This blog is all that remains from the former website which was closed after 8 years of providing a 'wiki' of urban street gangs in London.

An unfinished history of modern urban street gangs in London has been used to replace some of the content of the original site, beginning here

Thursday, 27 December 2012

More funds to tackle youth violence

News Shopper
December 27, 2012 Thursday

FURTHER funds are to be pumped into tackling youth violence as part of a wider push to stamp out gang and knife crime, it has been announced.

An additional £500,000 will be used to support young people at risk of becoming violent offenders and those already involved in gang and knife crime, to encourage them onto a different path, the Home Office said.

It will also expand its Ending Gang and Youth Violence frontline team, which already covers Lewisham and Greenwich along with 27 other places.
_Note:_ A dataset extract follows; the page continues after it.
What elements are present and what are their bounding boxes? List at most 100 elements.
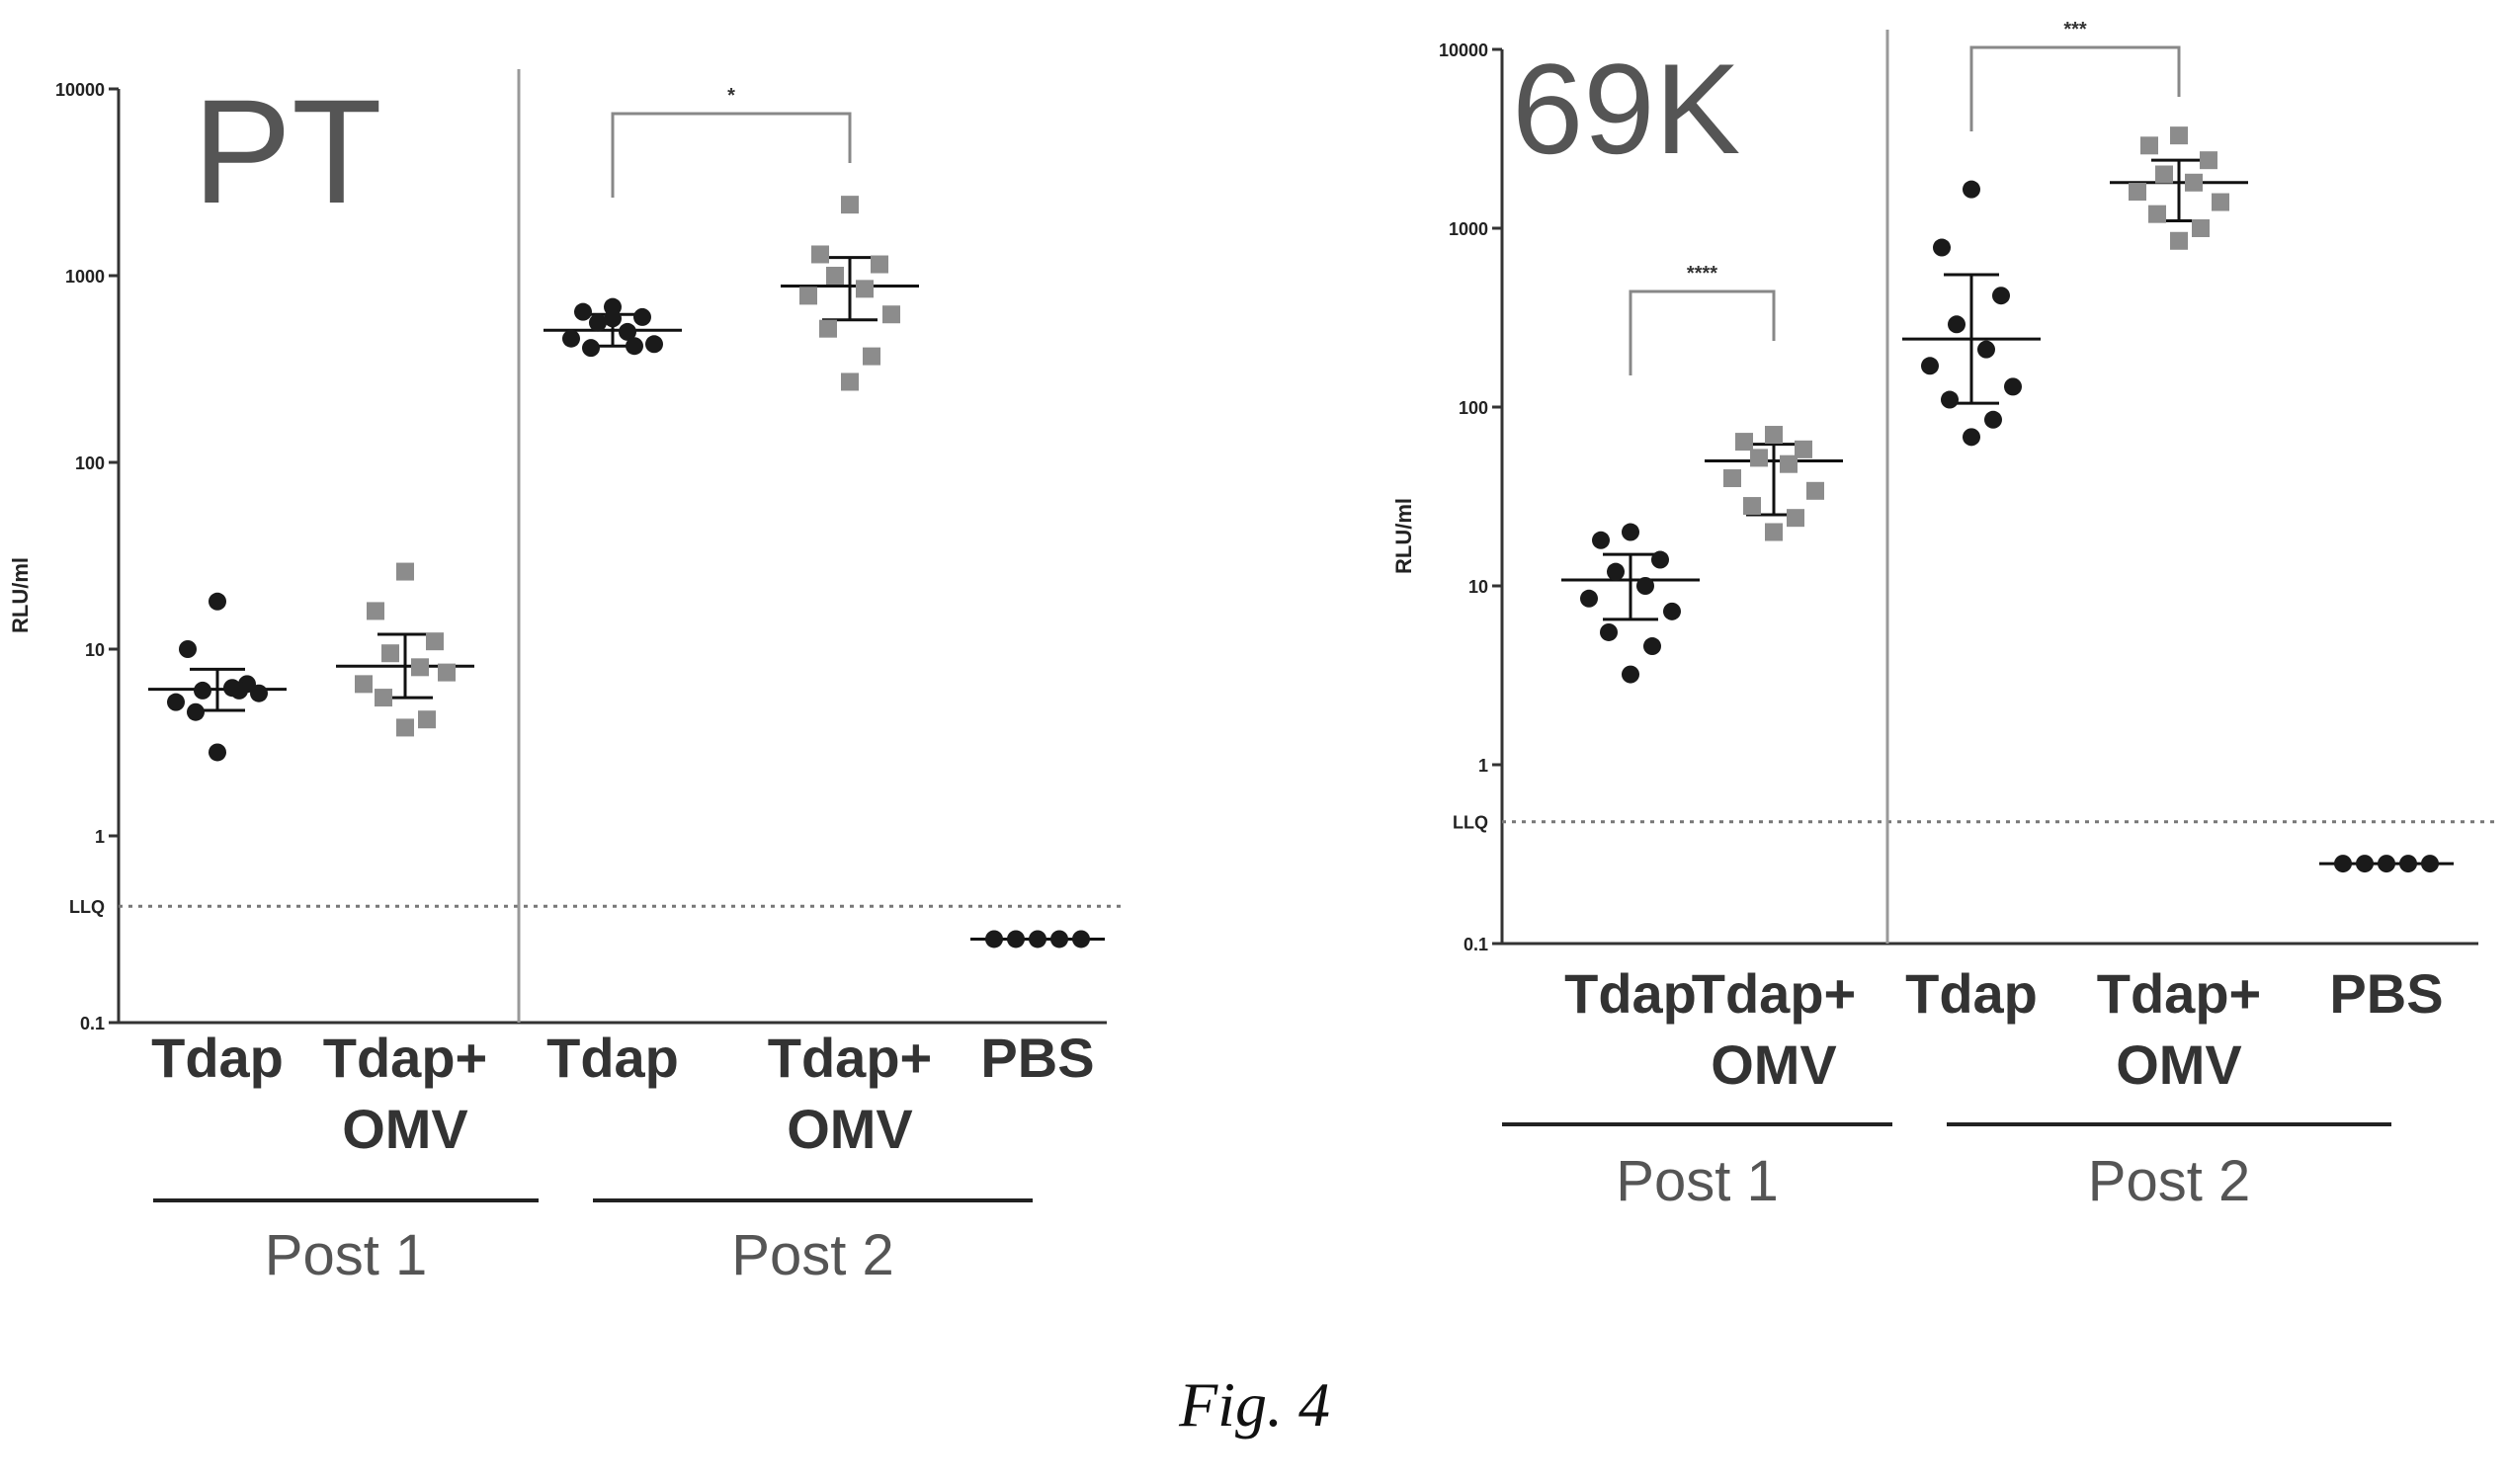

Home Secretary Theresa May said: "Serious youth violence has a devastating impact on communities and needs to be stopped. We need to change the life stories of the young people who too often end up dead or seriously injured on our streets or are sucked into a life of violence and crime."

Ms May said the new package of support would help police "protect communities" as well as boost the work done by charities and voluntary groups.

The Home Office previously announced £18 million of funding until 2013 to support the police, local agencies and voluntary sector to tackle knife, gun and gang-related violence and prevent youth crime.

The additional £500,000 will go to the £4 million Communities Against Guns, Gangs and Knives Fund, which supports 189 voluntary and community sector organisations.

Recipients of the Communities Against Guns, Gangs and Knives fund will be announced in the new year. The four new areas to receive support through the Ending Gang and Youth Violence team are Hammersmith and Fulham, Merton, Leeds and Bradford.

The Government's Ending Gang and Youth Violence report was published in November 2011 in the wake of the August riots.

Gang injunctions were made available for under 18-year-olds and new offences of threatening with a knife in a public place or school were introduced, among changes brought in by the Government.